RSA : Une loi est en préparation afin de simplifier l’accès au droit des bénéficiaires
lundi 21 décembre 2009
Une proposition de loi de simplification du droit, adoptée en première lecture, contient des mesures en faveur des bénéficiaires du RSA : préavis réduit à un mois en cas de rupture de bail locatif, dépôt de demande d’aide juridictionnelle sans justification des ressources, prise en compte du conjoint étranger présent en France depuis moins de cinq ans pour le calcul des droits.
L’instauration du revenu de solidarité active (RSA) s’est accompagnée de conséquences pratiques que le législateur n’avait pas imaginées. La proposition de loi de "simplification et d’amélioration de la qualité du droit", déposée par le député Jean-Luc Warsmann tente de rectifier le tir. Le texte vient d’être adopté en première lecture, le 2 décembre, à l’Assemblée nationale.
Logement : préavis réduit à un mois pour le locataire
L’article 5 tire les conséquences du remplacement du revenu minimum d’insertion (RMI) par le RSA, depuis le 1er juin 2009, dans le domaine des rapports locatifs : les locataires bénéficiant du RSA pourront donner congé à leur propriétaire avec un préavis limité à un mois (au lieu de trois), faculté dont disposaient les RMIstes.
Le texte a un champ d’application large ; l’ensemble des bénéficiaires du RSA pourront prétendre à ce délai dérogatoire, c’est-à-dire les titulaires du RSA "socle" (ex-RMI et ex-API) et du RSA "activité" (versé en complément des revenus professionnels). Le gouvernement a tenté de faire voter un amendement plus restrictif, limitant le champ de la mesure aux bénéficiaires du RSA "socle". En vain, les députés l’ont rejeté.
Aide juridictionnelle sans justification des ressources
Les bénéficiaires du RMI étaient dispensés de justifier de l’insuffisance de leurs ressources lorsqu’ils sollicitaient l’aide juridictionnelle. La loi du 1er décembre 2008 n’a pas étendu cette dispense aux bénéficiaires du RSA [1].
Le gouvernement a donc déposé un amendement (article 5 bis) prévoyant que les personnes titulaires du RSA "socle" seraient dispensées de justifier de l’insuffisance de leurs ressources.
Contrairement au préavis en matière de logement (ci-dessus), ici, le gouvernement a donc réussi à circonscrire la mesure.
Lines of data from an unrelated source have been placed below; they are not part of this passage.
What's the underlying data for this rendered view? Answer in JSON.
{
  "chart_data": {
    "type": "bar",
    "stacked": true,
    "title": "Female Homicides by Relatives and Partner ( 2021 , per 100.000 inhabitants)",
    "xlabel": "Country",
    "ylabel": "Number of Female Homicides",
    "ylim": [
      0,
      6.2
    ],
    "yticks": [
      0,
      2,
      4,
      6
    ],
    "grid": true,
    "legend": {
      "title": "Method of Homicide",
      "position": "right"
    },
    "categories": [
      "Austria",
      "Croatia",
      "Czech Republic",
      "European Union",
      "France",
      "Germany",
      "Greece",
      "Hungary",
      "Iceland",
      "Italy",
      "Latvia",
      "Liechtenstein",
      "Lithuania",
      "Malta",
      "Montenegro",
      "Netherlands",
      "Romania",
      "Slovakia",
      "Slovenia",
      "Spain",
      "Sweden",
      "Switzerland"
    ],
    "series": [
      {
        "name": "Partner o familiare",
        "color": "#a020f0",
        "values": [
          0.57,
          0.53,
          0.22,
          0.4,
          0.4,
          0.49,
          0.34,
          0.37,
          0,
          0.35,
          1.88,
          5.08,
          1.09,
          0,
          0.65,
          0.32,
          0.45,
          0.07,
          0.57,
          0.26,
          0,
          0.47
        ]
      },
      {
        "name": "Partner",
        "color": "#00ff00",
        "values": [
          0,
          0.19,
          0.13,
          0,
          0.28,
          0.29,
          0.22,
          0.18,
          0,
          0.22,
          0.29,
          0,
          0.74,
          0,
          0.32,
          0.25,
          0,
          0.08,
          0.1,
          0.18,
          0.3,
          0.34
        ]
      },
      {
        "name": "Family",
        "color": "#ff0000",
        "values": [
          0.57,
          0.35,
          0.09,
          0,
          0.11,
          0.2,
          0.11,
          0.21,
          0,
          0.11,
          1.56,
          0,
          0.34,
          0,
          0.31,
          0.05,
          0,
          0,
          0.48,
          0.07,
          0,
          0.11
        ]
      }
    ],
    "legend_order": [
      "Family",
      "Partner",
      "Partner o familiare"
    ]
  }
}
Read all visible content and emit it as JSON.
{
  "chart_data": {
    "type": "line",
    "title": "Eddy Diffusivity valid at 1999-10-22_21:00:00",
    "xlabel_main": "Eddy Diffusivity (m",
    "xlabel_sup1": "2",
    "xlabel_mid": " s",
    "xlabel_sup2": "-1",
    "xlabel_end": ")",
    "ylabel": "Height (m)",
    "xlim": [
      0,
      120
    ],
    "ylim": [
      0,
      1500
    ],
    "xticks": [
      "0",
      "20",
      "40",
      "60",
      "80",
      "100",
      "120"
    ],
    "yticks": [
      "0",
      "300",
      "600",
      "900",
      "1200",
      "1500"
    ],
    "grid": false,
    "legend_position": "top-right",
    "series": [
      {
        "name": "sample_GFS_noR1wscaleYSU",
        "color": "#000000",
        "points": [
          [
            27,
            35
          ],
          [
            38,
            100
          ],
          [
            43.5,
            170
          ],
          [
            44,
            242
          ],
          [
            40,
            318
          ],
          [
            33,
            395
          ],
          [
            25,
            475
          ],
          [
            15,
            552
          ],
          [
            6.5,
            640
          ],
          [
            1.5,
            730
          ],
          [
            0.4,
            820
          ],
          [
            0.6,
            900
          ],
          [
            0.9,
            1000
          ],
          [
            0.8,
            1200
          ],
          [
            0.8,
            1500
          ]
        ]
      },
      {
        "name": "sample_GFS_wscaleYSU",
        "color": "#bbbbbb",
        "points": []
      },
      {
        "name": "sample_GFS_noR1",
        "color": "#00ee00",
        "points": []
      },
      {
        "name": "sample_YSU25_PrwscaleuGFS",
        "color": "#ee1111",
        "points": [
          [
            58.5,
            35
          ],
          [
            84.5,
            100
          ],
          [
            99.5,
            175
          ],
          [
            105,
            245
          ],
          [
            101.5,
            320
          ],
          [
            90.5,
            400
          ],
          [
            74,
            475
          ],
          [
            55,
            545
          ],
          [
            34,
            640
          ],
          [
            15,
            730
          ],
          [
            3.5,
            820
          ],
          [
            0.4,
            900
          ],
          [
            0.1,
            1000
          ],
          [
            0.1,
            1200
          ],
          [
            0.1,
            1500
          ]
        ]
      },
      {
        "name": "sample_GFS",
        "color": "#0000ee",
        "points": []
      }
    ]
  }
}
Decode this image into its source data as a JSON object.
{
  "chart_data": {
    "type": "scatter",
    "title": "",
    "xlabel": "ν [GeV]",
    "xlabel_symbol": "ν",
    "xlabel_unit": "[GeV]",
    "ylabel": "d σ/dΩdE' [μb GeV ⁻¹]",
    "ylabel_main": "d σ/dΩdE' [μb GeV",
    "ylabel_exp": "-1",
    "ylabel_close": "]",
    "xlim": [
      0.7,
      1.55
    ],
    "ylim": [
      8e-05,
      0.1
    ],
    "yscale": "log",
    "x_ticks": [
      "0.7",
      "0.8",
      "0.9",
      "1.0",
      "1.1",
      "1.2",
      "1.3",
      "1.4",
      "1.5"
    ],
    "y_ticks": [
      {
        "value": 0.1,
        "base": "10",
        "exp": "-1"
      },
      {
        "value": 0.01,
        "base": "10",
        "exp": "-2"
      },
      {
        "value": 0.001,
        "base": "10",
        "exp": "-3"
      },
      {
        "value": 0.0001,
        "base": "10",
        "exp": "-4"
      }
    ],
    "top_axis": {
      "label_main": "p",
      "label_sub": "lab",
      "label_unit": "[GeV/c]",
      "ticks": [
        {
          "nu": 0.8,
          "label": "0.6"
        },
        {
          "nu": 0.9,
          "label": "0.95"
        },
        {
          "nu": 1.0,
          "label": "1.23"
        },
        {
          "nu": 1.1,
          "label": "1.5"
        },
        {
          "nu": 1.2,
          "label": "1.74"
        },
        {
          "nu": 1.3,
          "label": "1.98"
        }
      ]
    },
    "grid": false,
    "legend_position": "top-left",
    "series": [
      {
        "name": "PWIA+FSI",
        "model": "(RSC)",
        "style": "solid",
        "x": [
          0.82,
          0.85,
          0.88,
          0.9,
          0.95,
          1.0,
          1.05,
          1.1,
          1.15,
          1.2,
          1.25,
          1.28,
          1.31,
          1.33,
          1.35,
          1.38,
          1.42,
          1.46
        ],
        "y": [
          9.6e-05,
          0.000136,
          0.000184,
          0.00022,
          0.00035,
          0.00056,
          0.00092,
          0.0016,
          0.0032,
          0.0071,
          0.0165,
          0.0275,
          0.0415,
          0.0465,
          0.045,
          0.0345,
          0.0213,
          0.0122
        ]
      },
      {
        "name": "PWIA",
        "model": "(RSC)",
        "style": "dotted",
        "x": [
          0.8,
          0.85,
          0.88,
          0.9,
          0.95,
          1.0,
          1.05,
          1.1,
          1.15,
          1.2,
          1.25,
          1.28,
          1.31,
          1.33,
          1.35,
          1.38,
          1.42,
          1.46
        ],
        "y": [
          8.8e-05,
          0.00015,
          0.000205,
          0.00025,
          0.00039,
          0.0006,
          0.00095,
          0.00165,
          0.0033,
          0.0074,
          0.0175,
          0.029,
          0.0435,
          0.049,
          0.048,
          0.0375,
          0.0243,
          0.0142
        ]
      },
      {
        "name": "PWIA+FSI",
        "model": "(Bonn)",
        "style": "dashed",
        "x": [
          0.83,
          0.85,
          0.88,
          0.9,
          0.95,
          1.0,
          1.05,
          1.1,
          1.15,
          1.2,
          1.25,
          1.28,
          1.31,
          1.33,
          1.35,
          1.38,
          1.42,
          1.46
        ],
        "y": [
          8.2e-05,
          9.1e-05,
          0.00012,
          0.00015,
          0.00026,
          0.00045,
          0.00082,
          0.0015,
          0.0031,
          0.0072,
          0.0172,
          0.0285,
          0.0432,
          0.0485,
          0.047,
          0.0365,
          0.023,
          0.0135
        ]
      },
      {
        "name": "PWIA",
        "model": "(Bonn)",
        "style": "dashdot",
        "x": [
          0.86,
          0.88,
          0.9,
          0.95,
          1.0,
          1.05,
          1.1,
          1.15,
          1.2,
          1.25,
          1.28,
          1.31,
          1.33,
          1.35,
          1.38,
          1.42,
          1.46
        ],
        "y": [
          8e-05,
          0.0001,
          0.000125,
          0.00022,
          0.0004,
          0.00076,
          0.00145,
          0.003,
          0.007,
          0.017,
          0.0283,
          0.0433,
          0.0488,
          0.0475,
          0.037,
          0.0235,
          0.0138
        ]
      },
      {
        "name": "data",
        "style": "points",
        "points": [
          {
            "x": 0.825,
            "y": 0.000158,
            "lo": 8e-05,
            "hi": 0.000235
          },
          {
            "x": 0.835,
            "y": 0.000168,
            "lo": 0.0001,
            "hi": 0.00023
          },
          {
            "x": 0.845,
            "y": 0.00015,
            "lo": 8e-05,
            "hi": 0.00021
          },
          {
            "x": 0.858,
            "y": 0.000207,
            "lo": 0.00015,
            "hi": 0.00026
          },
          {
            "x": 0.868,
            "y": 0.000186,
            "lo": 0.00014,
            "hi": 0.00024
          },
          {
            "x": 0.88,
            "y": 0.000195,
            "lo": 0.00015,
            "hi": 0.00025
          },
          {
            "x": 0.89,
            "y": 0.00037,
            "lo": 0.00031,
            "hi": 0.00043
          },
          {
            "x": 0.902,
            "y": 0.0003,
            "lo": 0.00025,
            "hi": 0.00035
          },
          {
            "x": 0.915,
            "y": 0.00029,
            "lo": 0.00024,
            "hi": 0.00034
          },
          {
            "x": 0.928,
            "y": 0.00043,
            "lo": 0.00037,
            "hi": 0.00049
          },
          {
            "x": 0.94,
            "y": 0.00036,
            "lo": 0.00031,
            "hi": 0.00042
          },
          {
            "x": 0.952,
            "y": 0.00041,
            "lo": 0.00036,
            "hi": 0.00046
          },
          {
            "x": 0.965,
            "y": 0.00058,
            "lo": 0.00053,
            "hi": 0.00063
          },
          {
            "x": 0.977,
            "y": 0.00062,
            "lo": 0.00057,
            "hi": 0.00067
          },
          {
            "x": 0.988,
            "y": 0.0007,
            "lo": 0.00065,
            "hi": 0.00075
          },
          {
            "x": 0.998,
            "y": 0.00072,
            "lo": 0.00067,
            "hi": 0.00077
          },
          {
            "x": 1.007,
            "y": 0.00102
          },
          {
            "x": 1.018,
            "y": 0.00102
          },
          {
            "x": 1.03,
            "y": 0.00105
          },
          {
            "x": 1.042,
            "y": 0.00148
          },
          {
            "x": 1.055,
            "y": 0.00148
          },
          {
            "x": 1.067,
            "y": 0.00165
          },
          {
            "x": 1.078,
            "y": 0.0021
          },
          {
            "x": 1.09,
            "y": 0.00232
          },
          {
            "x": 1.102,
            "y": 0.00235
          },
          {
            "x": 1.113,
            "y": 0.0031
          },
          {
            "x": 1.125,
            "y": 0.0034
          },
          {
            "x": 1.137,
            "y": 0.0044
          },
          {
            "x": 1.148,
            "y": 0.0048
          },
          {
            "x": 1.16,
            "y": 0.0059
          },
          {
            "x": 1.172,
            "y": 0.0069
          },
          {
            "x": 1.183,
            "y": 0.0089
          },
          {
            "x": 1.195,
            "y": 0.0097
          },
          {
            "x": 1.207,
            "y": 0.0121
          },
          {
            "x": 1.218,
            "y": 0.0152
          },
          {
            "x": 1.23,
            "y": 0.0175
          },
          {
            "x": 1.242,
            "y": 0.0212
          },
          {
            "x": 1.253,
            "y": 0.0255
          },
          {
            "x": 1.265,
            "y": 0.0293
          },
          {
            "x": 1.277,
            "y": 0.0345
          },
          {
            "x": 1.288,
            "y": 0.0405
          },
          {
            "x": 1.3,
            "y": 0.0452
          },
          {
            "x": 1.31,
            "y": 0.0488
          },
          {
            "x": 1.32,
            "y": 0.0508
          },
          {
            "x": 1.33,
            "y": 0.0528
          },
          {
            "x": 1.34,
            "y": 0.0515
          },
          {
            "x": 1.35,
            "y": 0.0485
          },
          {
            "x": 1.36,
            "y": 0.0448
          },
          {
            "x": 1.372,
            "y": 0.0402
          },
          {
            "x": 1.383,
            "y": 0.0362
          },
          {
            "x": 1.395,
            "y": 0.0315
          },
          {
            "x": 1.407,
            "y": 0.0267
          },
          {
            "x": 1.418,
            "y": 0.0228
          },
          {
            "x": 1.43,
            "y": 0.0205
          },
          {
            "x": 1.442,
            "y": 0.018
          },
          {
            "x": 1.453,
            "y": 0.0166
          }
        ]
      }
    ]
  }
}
Les bénéficiaires du RSA "activité" (on dit aussi RSA "chapeau") ne sont pas concernés.
Conjoint étranger présent depuis moins de 5 ans
Pour les étrangers extra-communautaires (provenant d’un pays hors UE), le bénéfice du RSA est subordonné à une condition de séjour régulier préalable de cinq ans. Tel qu’il est rédigé actuellement, le code de l’action sociale et des familles (CASF) rend cette condition applicable non seulement au demandeur mais également à son conjoint, concubin ou partenaire de PACS (pacte civil de solidarité). Il en résulte, selon le gouvernement "des situations - rares mais choquantes - où le couple ne peut ouvrir droit au RSA attribué à des familles de deux personnes puisque l’existence du conjoint n’est pas reconnue par les organismes gestionnaires". Le demandeur ne peut pas plus faire valoir ses droits à un RSA majoré pour isolement (ex-API) puisque les ressources du conjoint sont, là, bien prises en compte et viennent réduire le montant de RSA auquel le demandeur peut prétendre.
L’amendement du gouvernement (article 9 bis) vise donc à résoudre ces difficultés en revenant aux dispositions préalablement applicables pour le RMI : dès lors que l’allocataire justifiera de la condition de résidence, son conjoint (détenteur d’une carte de séjour temporaire) sera pris en compte dans le calcul de l’allocation.
Cette mesure s’appliquera aux nouvelles demandes d’ouverture de droit au RSA ainsi qu’aux droits ouverts depuis le 1er juin 2009 sur manifestation des intéressés.
Où en est le texte ?
Etape actuelle : Adoption en première lecture par l’Assemblée nationale
Prochaine étape : Examen par le Sénat
Entrée en vigueur : Publication du texte au Journal officiel
[1] Faute de dispense législative, une circulaire du 26 juin 2009 prévoyait que les bénéficiaires du RSA auraient désormais à fournir des justificatifs de ressources. Devant les protestations, Michèle Alliot-Marie a finalement demandé à ses services de rédiger une nouvelle circulaire.